In this study the maximum physiological strain for the abdominal wall was estimated to be less than 16 N/cm [12]. Tensile measurements of tissues revealed that the layers will hardly keep more than this before disintegration [1315]. Thus for the area of the pelvic floor both theoretical calculations of the strain to be assumed as well as the maximum holding capacity of the tissues will put a limit of <10 N/cm to any mechanical strain. Janda even found that a membrane tension of 2 to 5 N/cm as strain should be expected in the pelvic floor, even only 1 N/cm in nonprolapsed tissues [16]. The tensile strain in the pelvic floor is expected to lead to an elongation of the textile. An elongation of up to 20% is considered to form the comfort zone, and elongation of 40% defines the safety zone [17]. Thus in regard to both force and elongation, our setting should widely reflect the physiological range. However for other indications for other devices in other areas of the body the mechanical strain should be adapted correspondingly.

In the current study the mechanical strain was applied as uniaxial testing. In this specific case it reflects an application of the textile intended to support or replace a ligament, for example, the pubourethral ligaments in case of slings for treatment of stress urinary incontinence. In this setting uniaxial testing should be regarded as acceptable. However looking at the properties of bigger mesh areas in a two-dimensional setting the compliance of the textile differs considerably in dependency of the mesh orientation [1820]. In line with the fibres (machine direction) the stretchability is more restricted than perpendicular to this. Overall, uniaxial testing thus cannot be compared to the results of a multiaxial testing or a test pressing through the stamp.

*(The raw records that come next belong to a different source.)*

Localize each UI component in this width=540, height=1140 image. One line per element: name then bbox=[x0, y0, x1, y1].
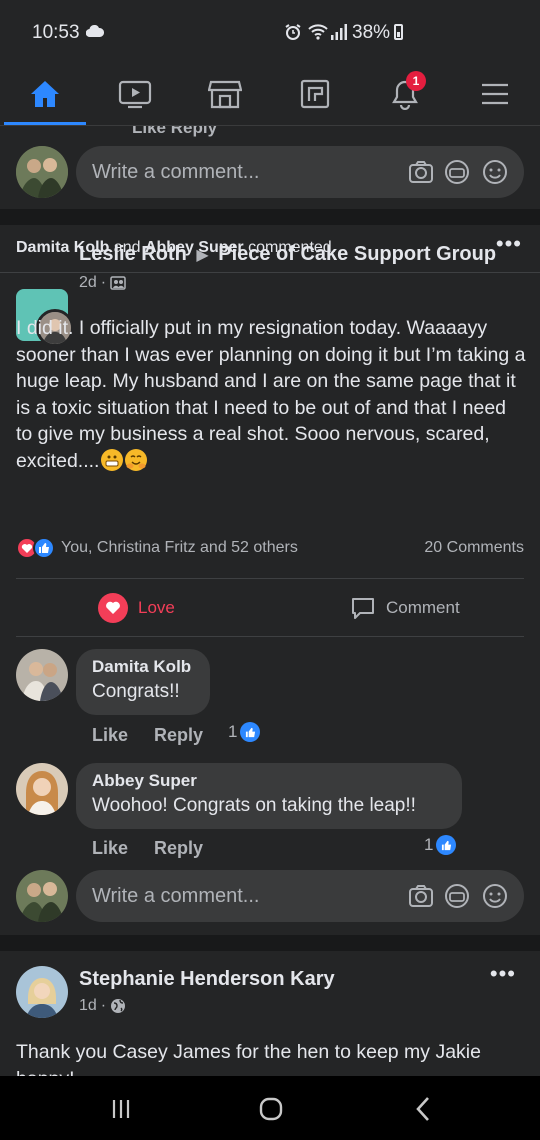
gif-sticker-icon[interactable] bbox=[444, 159, 470, 185]
comment-placeholder: Write a comment... bbox=[92, 885, 260, 907]
comment-text: Congrats!! bbox=[92, 681, 180, 702]
top-navigation: 1 bbox=[0, 64, 540, 126]
commenter-name[interactable]: Damita Kolb bbox=[92, 657, 194, 677]
nav-watch[interactable] bbox=[90, 64, 180, 124]
post-text: I did it. I officially put in my resigna… bbox=[16, 317, 526, 472]
more-options-icon[interactable]: ••• bbox=[490, 961, 516, 987]
post-author-line: Leslie Roth ▶ Piece of Cake Support Grou… bbox=[79, 243, 496, 266]
meta-dot: · bbox=[100, 997, 107, 1014]
hamburger-menu-icon bbox=[482, 83, 508, 105]
commenter-name[interactable]: Abbey Super bbox=[92, 771, 446, 791]
post-time[interactable]: 2d bbox=[79, 274, 97, 292]
nav-home[interactable] bbox=[0, 64, 90, 124]
activity-divider bbox=[0, 272, 540, 273]
comment-bubble[interactable]: Damita Kolb Congrats!! bbox=[76, 649, 210, 715]
comment-placeholder: Write a comment... bbox=[92, 161, 260, 183]
actions-divider bbox=[16, 636, 524, 637]
nav-active-indicator bbox=[4, 122, 86, 125]
comment-like-count[interactable]: 1 bbox=[228, 722, 261, 742]
comment-like-count[interactable]: 1 bbox=[424, 835, 457, 855]
battery-percent: 38% bbox=[352, 22, 391, 43]
commenter-avatar[interactable] bbox=[16, 649, 68, 701]
post-meta: 2d · bbox=[79, 274, 126, 292]
current-user-avatar[interactable] bbox=[16, 870, 68, 922]
comment-like-number: 1 bbox=[228, 722, 238, 741]
comment-like-button[interactable]: Like bbox=[92, 725, 128, 746]
status-bar: 10:53 38% bbox=[0, 0, 540, 64]
home-icon bbox=[31, 81, 59, 107]
emoji-icon[interactable] bbox=[482, 159, 508, 185]
arrow-right-icon: ▶ bbox=[196, 247, 209, 264]
nav-marketplace[interactable] bbox=[180, 64, 270, 124]
emoji-icon[interactable] bbox=[482, 883, 508, 909]
comment-bubble[interactable]: Abbey Super Woohoo! Congrats on taking t… bbox=[76, 763, 462, 829]
next-post-card: Stephanie Henderson Kary 1d · ••• Thank … bbox=[0, 951, 540, 1076]
cloud-icon bbox=[86, 25, 104, 37]
reactions-summary[interactable]: You, Christina Fritz and 52 others bbox=[16, 537, 298, 559]
next-post-meta: 1d · bbox=[79, 997, 126, 1015]
next-post-author[interactable]: Stephanie Henderson Kary bbox=[79, 968, 335, 991]
status-time: 10:53 bbox=[32, 22, 80, 43]
comment-input[interactable]: Write a comment... bbox=[76, 146, 524, 198]
next-post-time[interactable]: 1d bbox=[79, 997, 97, 1015]
nav-notifications[interactable]: 1 bbox=[360, 64, 450, 124]
signal-icon bbox=[331, 24, 347, 40]
comment-like-number: 1 bbox=[424, 835, 434, 854]
group-audience-icon bbox=[110, 276, 126, 290]
notification-badge: 1 bbox=[406, 71, 426, 91]
comment-text: Woohoo! Congrats on taking the leap!! bbox=[92, 795, 416, 816]
wifi-icon bbox=[308, 24, 328, 40]
love-button[interactable]: Love bbox=[98, 578, 175, 638]
comment-bubble-icon bbox=[352, 598, 374, 619]
post-group-name[interactable]: Piece of Cake Support Group bbox=[218, 243, 496, 265]
comment-reply-button[interactable]: Reply bbox=[154, 838, 203, 859]
cut-like-reply: Like Reply bbox=[132, 126, 218, 137]
camera-icon[interactable] bbox=[408, 883, 434, 909]
like-reaction-icon bbox=[33, 537, 55, 559]
post-author-name[interactable]: Leslie Roth bbox=[79, 243, 187, 265]
comment-like-button[interactable]: Like bbox=[92, 838, 128, 859]
recent-apps-icon[interactable] bbox=[110, 1098, 132, 1120]
love-label: Love bbox=[138, 598, 175, 617]
marketplace-icon bbox=[208, 80, 242, 109]
grimacing-emoji bbox=[101, 448, 124, 471]
gif-sticker-icon[interactable] bbox=[444, 883, 470, 909]
comments-count[interactable]: 20 Comments bbox=[424, 539, 524, 557]
post-card: Damita Kolb and Abbey Super commented. •… bbox=[0, 225, 540, 935]
home-button-icon[interactable] bbox=[258, 1096, 284, 1122]
meta-dot: · bbox=[100, 274, 107, 291]
system-navigation-bar bbox=[0, 1076, 540, 1140]
hugging-emoji bbox=[125, 448, 148, 471]
like-reaction-icon bbox=[436, 835, 457, 855]
love-icon bbox=[98, 593, 128, 623]
back-icon[interactable] bbox=[414, 1096, 432, 1122]
comment-input[interactable]: Write a comment... bbox=[76, 870, 524, 922]
current-user-avatar[interactable] bbox=[16, 146, 68, 198]
battery-icon bbox=[394, 24, 403, 40]
news-feed[interactable]: Like Reply Write a comment... Damita Kol… bbox=[0, 126, 540, 1076]
next-post-body: Thank you Casey James for the hen to kee… bbox=[16, 1041, 481, 1076]
reactions-text: You, Christina Fritz and 52 others bbox=[61, 539, 298, 556]
comment-label: Comment bbox=[386, 598, 460, 617]
comment-reply-button[interactable]: Reply bbox=[154, 725, 203, 746]
post-body: I did it. I officially put in my resigna… bbox=[16, 315, 526, 474]
like-reaction-icon bbox=[240, 722, 261, 742]
previous-post-footer: Like Reply Write a comment... bbox=[0, 126, 540, 209]
alarm-icon bbox=[285, 24, 301, 40]
video-icon bbox=[118, 80, 152, 109]
camera-icon[interactable] bbox=[408, 159, 434, 185]
pages-icon bbox=[300, 79, 330, 109]
commenter-avatar[interactable] bbox=[16, 763, 68, 815]
more-options-icon[interactable]: ••• bbox=[496, 231, 522, 257]
next-post-author-avatar[interactable] bbox=[16, 966, 68, 1018]
nav-pages[interactable] bbox=[270, 64, 360, 124]
nav-menu[interactable] bbox=[450, 64, 540, 124]
globe-icon bbox=[111, 999, 126, 1013]
comment-button[interactable]: Comment bbox=[350, 578, 460, 638]
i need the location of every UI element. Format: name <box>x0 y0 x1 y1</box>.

Unfortunately multiaxial testing as with the ball burst test or the test pressing through a stamp is strongly influenced by the size of the sample. But even more for this testing the mesh is fixed at its borders so that any elasticity is restricted to the little elongation that is permitted by stretching of the fibres in the binding. Any huge deformation of the pore is inhibited by this fixation, and the resulting tension forces are significantly higher compared to the uniaxial testing and thus not comparable. Maybe in the future computer simulation by use of finite elements may help to grasp the anisotropic characteristics of textile implants. The current experimental measurements do not. Therefore testing conditions have to be clearly outlined if textiles are compared.

The in vitro investigation of the pore sizes and its changes at mechanical load helps to predict tissue response after implantation, in particular the extent of scar formation and whether this scar entraps the entire implant [5, 18]. The increased risk for fibrotic bridging has been confirmed for small pore devices used in the abdominal wall as well as in the pelvic floor. However, though superior tissue integration of textiles with large pores has been proven for the abdominal wall in many clinical studies, due to the lack of explanted slings from humans the specific tissue reaction to SIS still has to be shown.

Conflict of Interests

The TVT and SIS measurements are used in parts for litigation in the US. Uwe Klinge has been involved in development of textile mesh constructions for Ethicon and FEG Textiltechnik, Aachen.